Это была нашумевшая на весь город история. Кузьмича знали в городе все, потому что он "сидел на дефиците" и умело этим пользовался, а также потому, что был он мужик пакостный и вредный. В один прекрасный день что-то у него не заладилось с неким очень ответственным товарищем, то ли он не захотел Кузьмичу кланяться, то ли не прикрыл там, где надо, только принялись они упоенно делать друг другу гадости по мере своих, так сказать, возможностей, наподобие кровной мести, когда человек теряет всякий рассудок и добивается только одного — переплюнуть. На каком-то этапе этой борьбы взял однажды Кузьмич ружье и отправился в лесок, где дочка начальника имела обыкновение гулять с собакой, и уложил ее, т. е. собаку, с одного выстрела и, главное дело, на глазах у девчонки. В милиции он потом говорил, что, мол, это он сделал в целях самообороны, поскольку собака кинулась на него. Возражать было некому, потому что девчонка была так потрясена его поступком, что пошла и бросилась под поезд.
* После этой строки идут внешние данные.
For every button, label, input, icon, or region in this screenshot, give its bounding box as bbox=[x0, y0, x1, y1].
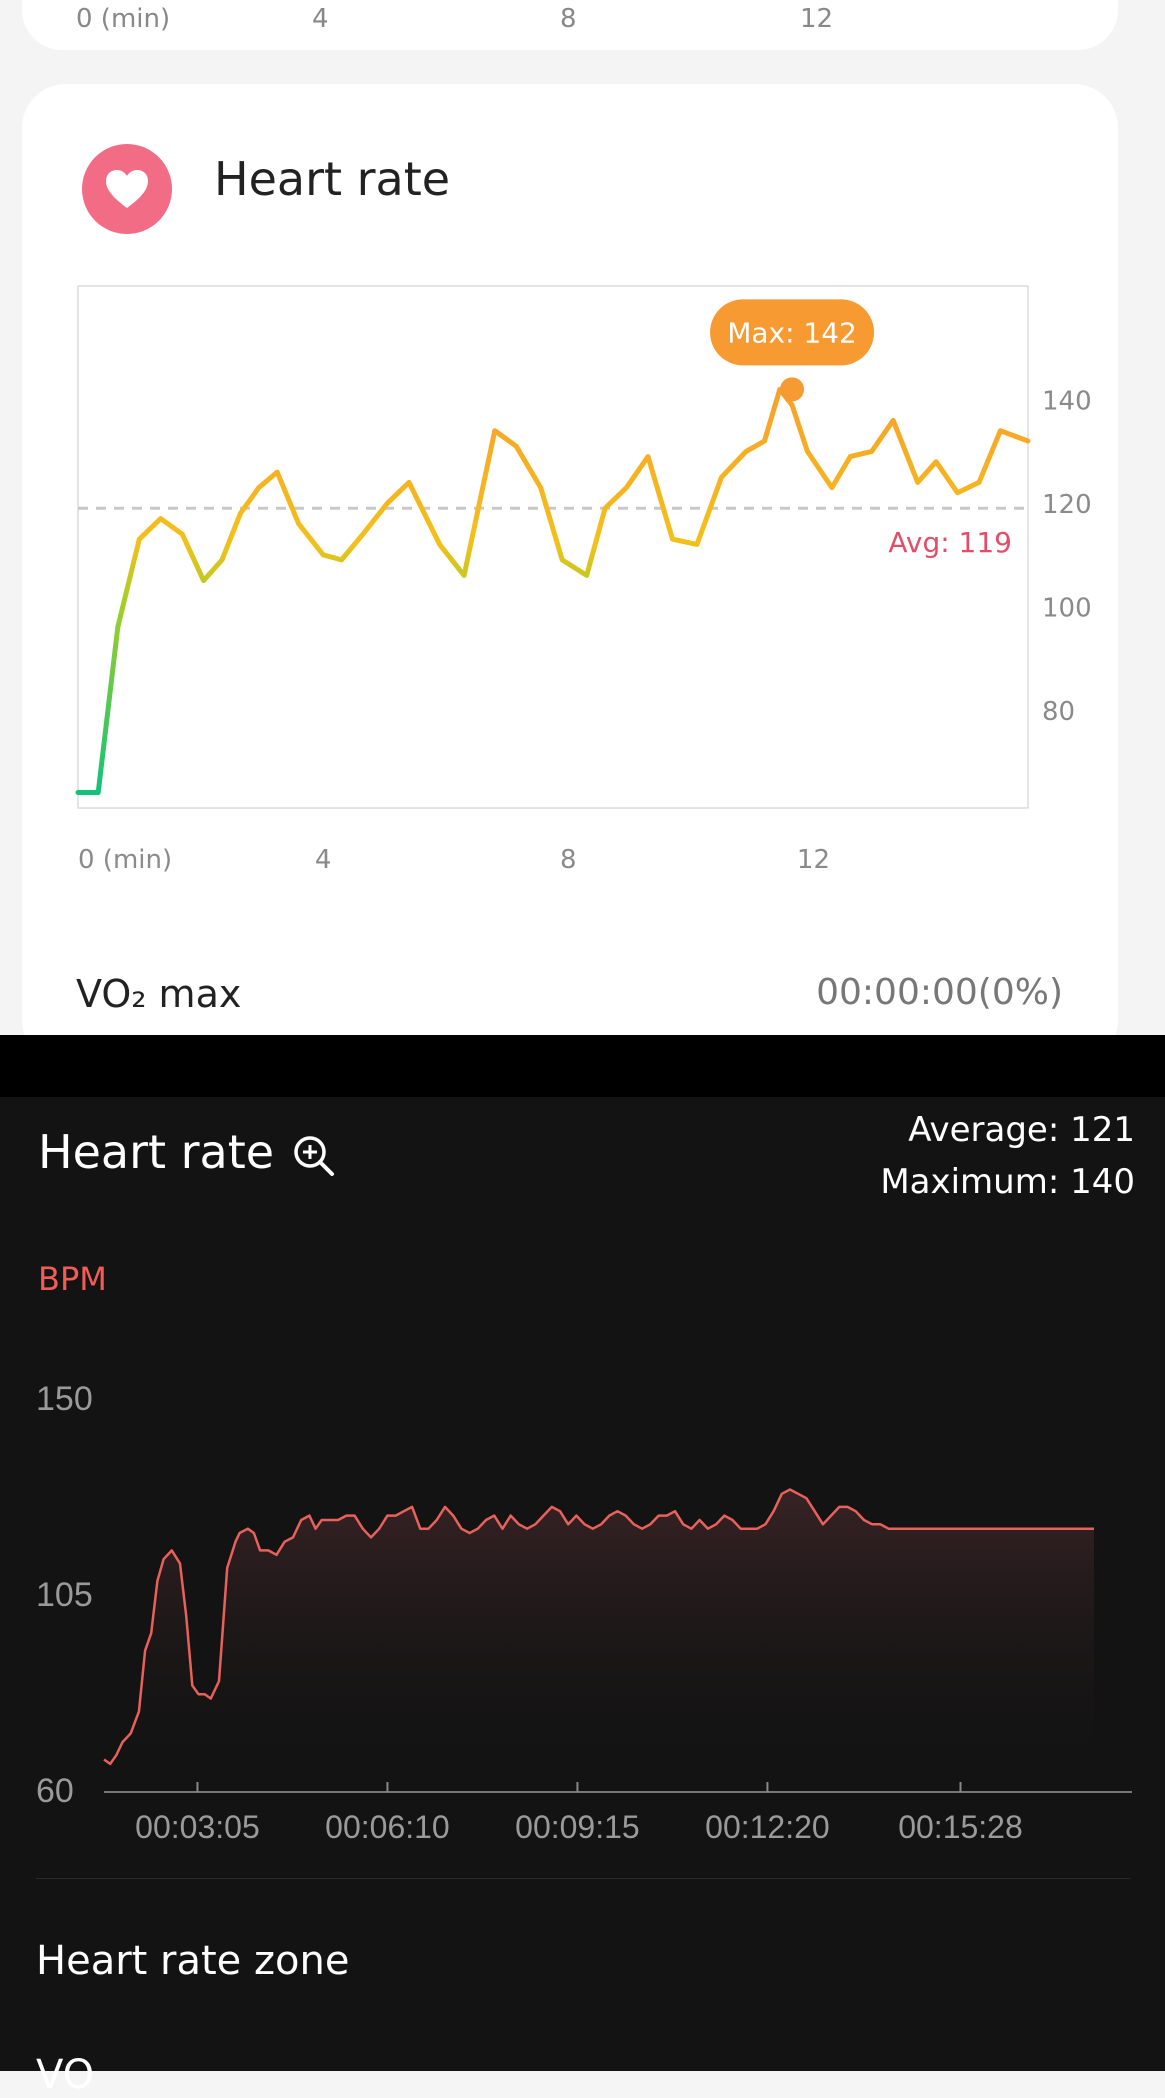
heart-rate-card bbox=[22, 84, 1118, 1064]
max-badge bbox=[710, 299, 875, 366]
x-tick-label: 8 bbox=[560, 845, 577, 875]
y-tick-label: 60 bbox=[36, 1772, 74, 1810]
prev-axis-tick: 8 bbox=[560, 4, 577, 34]
y-tick-label: 120 bbox=[1042, 490, 1092, 520]
heart-rate-area-line bbox=[103, 1488, 1094, 1766]
x-tick-label: 00:15:28 bbox=[898, 1809, 1023, 1845]
x-tick-label: 00:09:15 bbox=[515, 1809, 640, 1845]
heart-rate-line-chart: Avg: 119 Max: 142 80 100 120 140 0 (min) 4 8 12 bbox=[75, 285, 1092, 875]
average-label: Avg: 119 bbox=[888, 526, 1012, 559]
previous-card bbox=[22, 0, 1118, 50]
heart-rate-zone-title: Heart rate zone bbox=[36, 1938, 350, 1984]
separator-strip bbox=[0, 1035, 1165, 1097]
zoom-in-icon[interactable] bbox=[292, 1134, 336, 1178]
x-tick-label: 00:06:10 bbox=[325, 1809, 450, 1845]
max-label: Max: 142 bbox=[727, 316, 857, 349]
vo2-max-value: 00:00:00(0%) bbox=[816, 972, 1063, 1013]
maximum-stat: Maximum: 140 bbox=[880, 1162, 1135, 1202]
truncated-label: VO bbox=[36, 2052, 95, 2098]
plot-frame bbox=[77, 285, 1029, 809]
x-tick-label: 0 (min) bbox=[78, 845, 172, 875]
y-tick-label: 105 bbox=[36, 1576, 93, 1614]
y-tick-label: 80 bbox=[1042, 697, 1075, 727]
x-tick-label: 12 bbox=[797, 845, 830, 875]
section-divider bbox=[36, 1878, 1130, 1879]
vo2-max-label: VO₂ max bbox=[76, 972, 242, 1016]
heart-icon bbox=[106, 170, 148, 208]
y-tick-label: 140 bbox=[1042, 387, 1092, 417]
y-tick-label: 150 bbox=[36, 1380, 93, 1418]
heart-rate-area-fill bbox=[104, 1489, 1094, 1790]
bpm-unit-label: BPM bbox=[38, 1260, 107, 1298]
x-tick-label: 00:12:20 bbox=[705, 1809, 830, 1845]
card-title: Heart rate bbox=[214, 152, 451, 206]
average-stat: Average: 121 bbox=[908, 1110, 1135, 1150]
x-tick-label: 4 bbox=[315, 845, 332, 875]
heart-rate-series-line bbox=[75, 386, 1031, 795]
light-panel: 0 (min) 4 8 12 Heart rate Avg: 119 Max: 1… bbox=[0, 0, 1165, 1064]
prev-axis-tick: 0 (min) bbox=[76, 4, 171, 34]
heart-badge bbox=[82, 144, 172, 234]
x-tick-label: 00:03:05 bbox=[135, 1809, 260, 1845]
heart-rate-area-chart: 60 105 150 00:03:05 00:06:10 00:09:15 00:12:20… bbox=[36, 1380, 1132, 1845]
prev-axis-tick: 12 bbox=[800, 4, 834, 34]
dark-card-title: Heart rate bbox=[38, 1125, 275, 1179]
max-point bbox=[780, 377, 805, 402]
prev-axis-tick: 4 bbox=[312, 4, 329, 34]
y-tick-label: 100 bbox=[1042, 593, 1092, 623]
А может, нечаянно попала, будучи в расстроенных чувствах. Кузьмич, конечно, такого эффекта не ожидал и здорово струхнул, но всем было ясно, что он выкрутится. План его оказался перевыполненным — начальник после гибели дочери слег с инфарктом, а что касается совести, то Кузьмич быстренько уговорил себя, что это просто неудачное стечение обстоятельств. Но не все, видимо, так считали, и спустя несколько дней его нашли в том же лесу с размозженной головой. Подозревали парня, с которым дружила погибшая девчонка, но ничего не доказали, да не очень-то и старались, в милиции ведь тоже люди служат. На похоронах собрался весь город, не столько из уважения к памяти Кузьмича, сколько из-за шума, который наделала вся эта история. Бог, он все видит, потихоньку говорили люди. Иван Иванович тоже там был, пошел заодно со своими сослуживцами. Кузьмича он знал мало, в основном только по шахматным партиям в том самом парке Победы, где под сенью могучих лип под эгидой шахматного клуба безмятежно предавались любимому занятию мужчины города, другими словами, его взрослые дети.

— Как же так, Кузьмич? Ведь этого не может быть, — бормотал он, глядя в янтарные глаза и обмирая.

— У них все может быть, — пролаял пес. Он мотнул головой в сторону двери.

— Но как, же это, Кузьмич? Ведь тебя убили, правда? А потом что? Как ты в шкуре-то этой оказался?

— А черт его знает, не помню я ничего. Даже не знаю, кто меня приложил. Очнулся — и понять ничего не могу: лапы какие-то, шерсть. Потом уж мне объяснили — приговорили меня, значит, к высшей мере.